Millions of retirees around the world are diligently searching for yield.
If you are one of them, you already know that it’s very hard to find.
The yield on the one-month U.S. Treasury bill was recently measured at the barely perceptible rate of .09%. Last summer, the yield on the 10-year U.S. Treasury bond hit an historic low of 1.43%.
With the disappointing low rates of relatively-safe Treasuries, investors have been hunting in risky places for income. Money is gushing into emerging market and global bonds, high-yield (or “junk”) bonds, and fixed-income mutual funds and exchange-traded funds of all maturities.
Many investors assume that any kind of bond must be safer than stocks, but that is a dangerous assumption to make when allocating assets to bonds in a diversified portfolio.
What investors don’t always appreciate is that there is a reason why some bonds look more tantalizing. These bond issuers need to fatten up their yields to compensate investors for greater credit risk or longer maturity dates.

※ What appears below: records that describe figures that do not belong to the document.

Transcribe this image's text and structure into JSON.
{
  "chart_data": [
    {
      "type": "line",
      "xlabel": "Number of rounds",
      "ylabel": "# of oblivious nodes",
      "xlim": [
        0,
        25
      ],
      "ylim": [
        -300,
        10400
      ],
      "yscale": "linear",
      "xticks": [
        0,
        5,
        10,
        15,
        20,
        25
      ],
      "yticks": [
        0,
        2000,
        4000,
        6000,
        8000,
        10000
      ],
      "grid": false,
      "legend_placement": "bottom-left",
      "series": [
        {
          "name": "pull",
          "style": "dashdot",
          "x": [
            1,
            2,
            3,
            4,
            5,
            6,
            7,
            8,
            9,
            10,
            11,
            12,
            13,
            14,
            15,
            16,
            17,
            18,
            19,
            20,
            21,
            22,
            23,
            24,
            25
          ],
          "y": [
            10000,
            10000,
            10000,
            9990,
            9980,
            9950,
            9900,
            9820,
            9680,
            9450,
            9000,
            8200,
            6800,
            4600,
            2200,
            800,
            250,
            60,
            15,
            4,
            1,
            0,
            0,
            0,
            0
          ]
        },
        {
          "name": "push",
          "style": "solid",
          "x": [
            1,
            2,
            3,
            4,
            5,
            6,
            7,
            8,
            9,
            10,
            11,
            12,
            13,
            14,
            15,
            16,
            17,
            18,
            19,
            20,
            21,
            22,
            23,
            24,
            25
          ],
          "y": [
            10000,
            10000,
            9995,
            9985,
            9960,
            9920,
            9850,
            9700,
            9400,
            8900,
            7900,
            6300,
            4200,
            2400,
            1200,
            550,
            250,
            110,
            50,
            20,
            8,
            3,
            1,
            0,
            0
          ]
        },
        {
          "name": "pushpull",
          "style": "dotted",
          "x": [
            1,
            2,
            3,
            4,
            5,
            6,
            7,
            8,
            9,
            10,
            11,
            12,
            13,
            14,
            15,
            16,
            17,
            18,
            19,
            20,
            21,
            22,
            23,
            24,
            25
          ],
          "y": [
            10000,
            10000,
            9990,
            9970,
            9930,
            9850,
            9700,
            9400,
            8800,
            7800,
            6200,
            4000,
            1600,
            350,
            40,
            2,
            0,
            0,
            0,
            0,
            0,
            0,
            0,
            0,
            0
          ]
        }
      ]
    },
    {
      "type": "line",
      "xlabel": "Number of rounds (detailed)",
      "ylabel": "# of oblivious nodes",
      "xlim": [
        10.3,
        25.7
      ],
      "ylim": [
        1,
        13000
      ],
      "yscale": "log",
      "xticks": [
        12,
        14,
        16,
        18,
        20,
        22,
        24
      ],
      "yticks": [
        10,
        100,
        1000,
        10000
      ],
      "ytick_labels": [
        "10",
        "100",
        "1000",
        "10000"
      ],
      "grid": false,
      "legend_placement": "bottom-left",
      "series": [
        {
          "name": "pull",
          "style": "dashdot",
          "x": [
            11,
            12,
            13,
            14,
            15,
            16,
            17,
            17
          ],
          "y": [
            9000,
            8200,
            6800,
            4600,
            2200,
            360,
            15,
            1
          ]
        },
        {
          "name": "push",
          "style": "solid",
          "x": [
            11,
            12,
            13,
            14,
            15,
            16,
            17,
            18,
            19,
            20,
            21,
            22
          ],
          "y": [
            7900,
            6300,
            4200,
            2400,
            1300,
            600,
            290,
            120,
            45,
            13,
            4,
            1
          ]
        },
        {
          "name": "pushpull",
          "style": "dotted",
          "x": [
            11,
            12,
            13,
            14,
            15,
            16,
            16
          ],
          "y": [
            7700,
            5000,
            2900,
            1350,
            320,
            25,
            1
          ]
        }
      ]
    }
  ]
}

After all, the credit risk for a country with high political risk or a company with a weak balance sheet is going to be much higher than U.S. Treasuries, which have historically enjoyed the moniker of being free of credit risk.

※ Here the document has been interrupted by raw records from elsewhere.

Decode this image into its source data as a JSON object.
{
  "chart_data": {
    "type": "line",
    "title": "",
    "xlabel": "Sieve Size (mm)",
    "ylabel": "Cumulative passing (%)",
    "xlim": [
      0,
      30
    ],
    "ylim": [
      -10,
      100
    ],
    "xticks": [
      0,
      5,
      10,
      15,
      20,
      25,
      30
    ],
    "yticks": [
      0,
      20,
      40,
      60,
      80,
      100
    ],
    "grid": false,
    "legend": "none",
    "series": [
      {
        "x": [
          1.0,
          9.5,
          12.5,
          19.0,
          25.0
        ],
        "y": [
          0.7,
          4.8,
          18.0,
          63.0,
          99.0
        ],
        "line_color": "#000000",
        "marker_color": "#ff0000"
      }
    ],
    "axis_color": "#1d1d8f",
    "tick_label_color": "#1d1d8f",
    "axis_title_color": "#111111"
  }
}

Because of their risk profile, high-yield bonds often end up behaving like stocks during turbulent times.
You can see this relationship in the table below from a 2013 white paper published by the Vanguard Group that shows returns during the global financial crisis from October 2007 to March 2009.
In the above example, only Treasury bonds fared well during the market meltdown as investors bid up their prices.

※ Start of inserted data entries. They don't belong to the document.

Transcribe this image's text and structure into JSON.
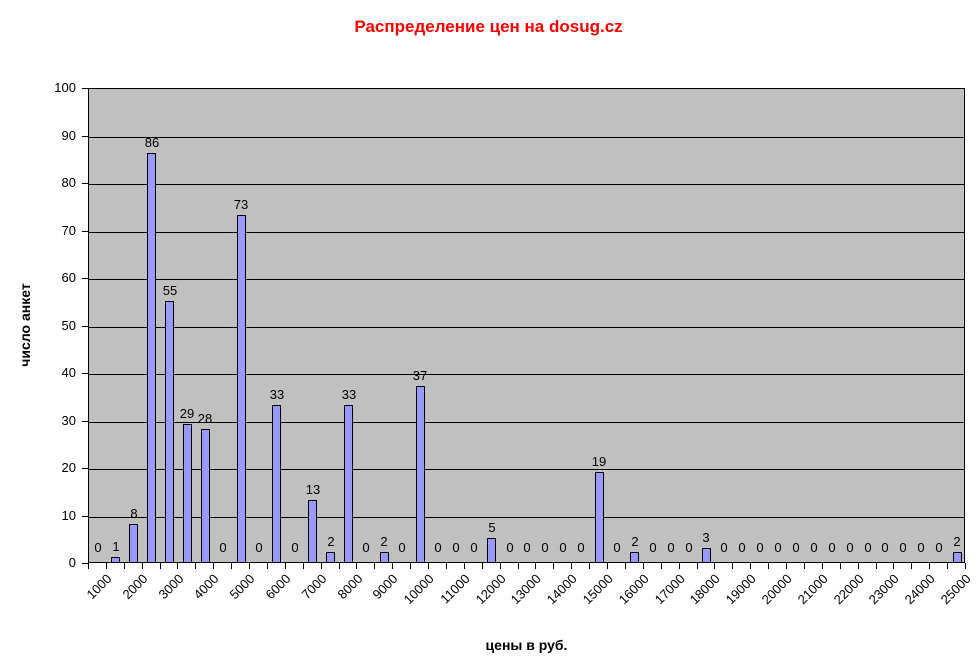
{
  "chart_data": {
    "type": "bar",
    "title": "Распределение цен на dosug.cz",
    "title_color": "#ff0000",
    "xlabel": "цены в руб.",
    "ylabel": "число анкет",
    "categories": [
      1000,
      1500,
      2000,
      2500,
      3000,
      3500,
      4000,
      4500,
      5000,
      5500,
      6000,
      6500,
      7000,
      7500,
      8000,
      8500,
      9000,
      9500,
      10000,
      10500,
      11000,
      11500,
      12000,
      12500,
      13000,
      13500,
      14000,
      14500,
      15000,
      15500,
      16000,
      16500,
      17000,
      17500,
      18000,
      18500,
      19000,
      19500,
      20000,
      20500,
      21000,
      21500,
      22000,
      22500,
      23000,
      23500,
      24000,
      24500,
      25000
    ],
    "values": [
      0,
      1,
      8,
      86,
      55,
      29,
      28,
      0,
      73,
      0,
      33,
      0,
      13,
      2,
      33,
      0,
      2,
      0,
      37,
      0,
      0,
      0,
      5,
      0,
      0,
      0,
      0,
      0,
      19,
      0,
      2,
      0,
      0,
      0,
      3,
      0,
      0,
      0,
      0,
      0,
      0,
      0,
      0,
      0,
      0,
      0,
      0,
      0,
      2
    ],
    "x_tick_labels": [
      "1000",
      "2000",
      "3000",
      "4000",
      "5000",
      "6000",
      "7000",
      "8000",
      "9000",
      "10000",
      "11000",
      "12000",
      "13000",
      "14000",
      "15000",
      "16000",
      "17000",
      "18000",
      "19000",
      "20000",
      "21000",
      "22000",
      "23000",
      "24000",
      "25000"
    ],
    "x_label_every": 2,
    "yticks": [
      0,
      10,
      20,
      30,
      40,
      50,
      60,
      70,
      80,
      90,
      100
    ],
    "ylim": [
      0,
      100
    ],
    "grid": true,
    "legend": false,
    "data_labels": true,
    "bar_color": "#9999ff",
    "bar_border_color": "#000000",
    "plot_bg": "#c0c0c0",
    "axis_color": "#000000"
  }
}
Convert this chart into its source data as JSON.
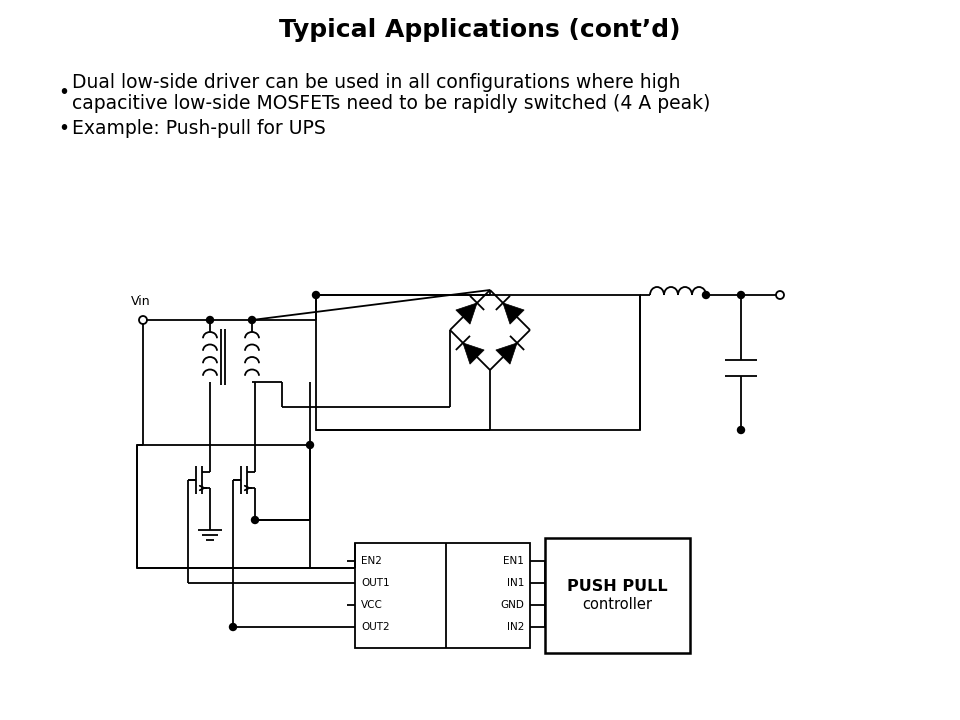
{
  "title": "Typical Applications (cont’d)",
  "title_fontsize": 18,
  "title_fontweight": "bold",
  "background_color": "#ffffff",
  "text_color": "#000000",
  "bullet1_line1": "Dual low-side driver can be used in all configurations where high",
  "bullet1_line2": "capacitive low-side MOSFETs need to be rapidly switched (4 A peak)",
  "bullet2": "Example: Push-pull for UPS",
  "bullet_fontsize": 13.5
}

Chasing yield is a dangerous pursuit. Including a significant allocation to high-yield or longer maturity bonds in a portfolio can significantly increase its volatility.
A portfolio’s total risk profile and expected total return, not the current income that it spins off, should be what investors are looking at when they are assembling a mix of assets that can support a sustainable spending rate in retirement.